Hey, that’s gone pretty well! Nice work. The mane’s totally gone. Now stand back and take a proper look. Looks a bit weird, but it’s still definitely a lion isn’t it?* Don’t argue, it’s still a lion. It is. Come on man. It is!
The exact same scenario happens with some of Blu Mar Ten‘s drum n bass tunes, it’s uncanny (it’s not, but it’s been a long day).
Take away some drums, do something a bit different, and suddenly there are comments springing up all over whatever platform the music is playing on informing the artists that the music they’ve made is very nice but, sorry to break it to you fellas, it’s not actually drum n bass. Bless them.

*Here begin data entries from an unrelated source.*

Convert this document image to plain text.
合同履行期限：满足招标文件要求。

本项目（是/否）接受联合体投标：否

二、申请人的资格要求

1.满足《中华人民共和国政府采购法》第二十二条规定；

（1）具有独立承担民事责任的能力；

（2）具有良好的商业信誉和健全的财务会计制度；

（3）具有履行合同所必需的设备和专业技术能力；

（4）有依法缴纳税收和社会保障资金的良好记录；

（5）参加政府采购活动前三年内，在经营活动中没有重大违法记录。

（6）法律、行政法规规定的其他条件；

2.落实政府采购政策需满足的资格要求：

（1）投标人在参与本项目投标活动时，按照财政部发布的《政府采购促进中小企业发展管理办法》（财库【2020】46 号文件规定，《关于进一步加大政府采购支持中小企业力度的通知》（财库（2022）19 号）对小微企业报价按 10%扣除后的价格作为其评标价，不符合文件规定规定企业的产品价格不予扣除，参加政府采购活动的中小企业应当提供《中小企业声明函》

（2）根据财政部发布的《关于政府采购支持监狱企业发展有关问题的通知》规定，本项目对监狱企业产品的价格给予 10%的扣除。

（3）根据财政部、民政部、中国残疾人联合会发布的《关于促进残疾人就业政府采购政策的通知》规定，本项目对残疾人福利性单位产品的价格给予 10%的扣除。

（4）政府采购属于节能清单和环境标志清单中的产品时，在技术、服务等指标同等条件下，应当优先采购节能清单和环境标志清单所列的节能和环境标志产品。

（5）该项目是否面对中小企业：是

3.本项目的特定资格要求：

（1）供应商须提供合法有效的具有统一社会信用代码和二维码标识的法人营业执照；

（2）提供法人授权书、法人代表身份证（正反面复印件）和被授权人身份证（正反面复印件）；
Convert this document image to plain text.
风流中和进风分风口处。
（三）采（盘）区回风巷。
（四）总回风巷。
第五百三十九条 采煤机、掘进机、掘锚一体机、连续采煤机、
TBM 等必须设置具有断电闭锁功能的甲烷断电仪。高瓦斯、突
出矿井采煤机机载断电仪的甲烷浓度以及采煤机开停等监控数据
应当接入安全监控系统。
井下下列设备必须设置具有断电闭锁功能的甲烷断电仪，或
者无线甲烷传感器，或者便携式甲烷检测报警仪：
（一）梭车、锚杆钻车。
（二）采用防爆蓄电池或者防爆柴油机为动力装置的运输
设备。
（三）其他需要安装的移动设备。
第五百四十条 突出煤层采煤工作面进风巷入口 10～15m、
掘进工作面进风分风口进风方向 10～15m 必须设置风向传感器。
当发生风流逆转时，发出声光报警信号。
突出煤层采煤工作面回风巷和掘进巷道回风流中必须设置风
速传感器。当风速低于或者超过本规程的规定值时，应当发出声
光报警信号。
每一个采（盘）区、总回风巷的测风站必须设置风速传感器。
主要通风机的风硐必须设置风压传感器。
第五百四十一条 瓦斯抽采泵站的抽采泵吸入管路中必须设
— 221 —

I’m not really sure of the scientific definition of what makes drum n bass what it is. Tempo is in there. An off-kilter rhythm is in there. Someone shouting “Inside!” is often considered part of its makeup. But take away or tweak a few of these things and it still retains its identity. Here’s Blu Mar Ten’s latest offering. Last Life In The Universe. There are no drums, but it’s drum n bass:
That’s great. I like it when people push the boundaries of a genre, rather than churning out more of what they heard in the club last night. Nice work. Last Life In The Universe is out now as part of the Med School label’s Blood Pressure compilation. It’s packed full of quality, as per usual. Always, Like This from Submerse is another highlight:
That one’s not drum n bass of course. It’s garage. Even if you shave the mane off. You can listen to every track on the album on this snazzy preview site and exchange your money for music here. I promise you no regrets.
*Please disregard at this point any recollection that lionesses don’t have manes, as I had. Thanks.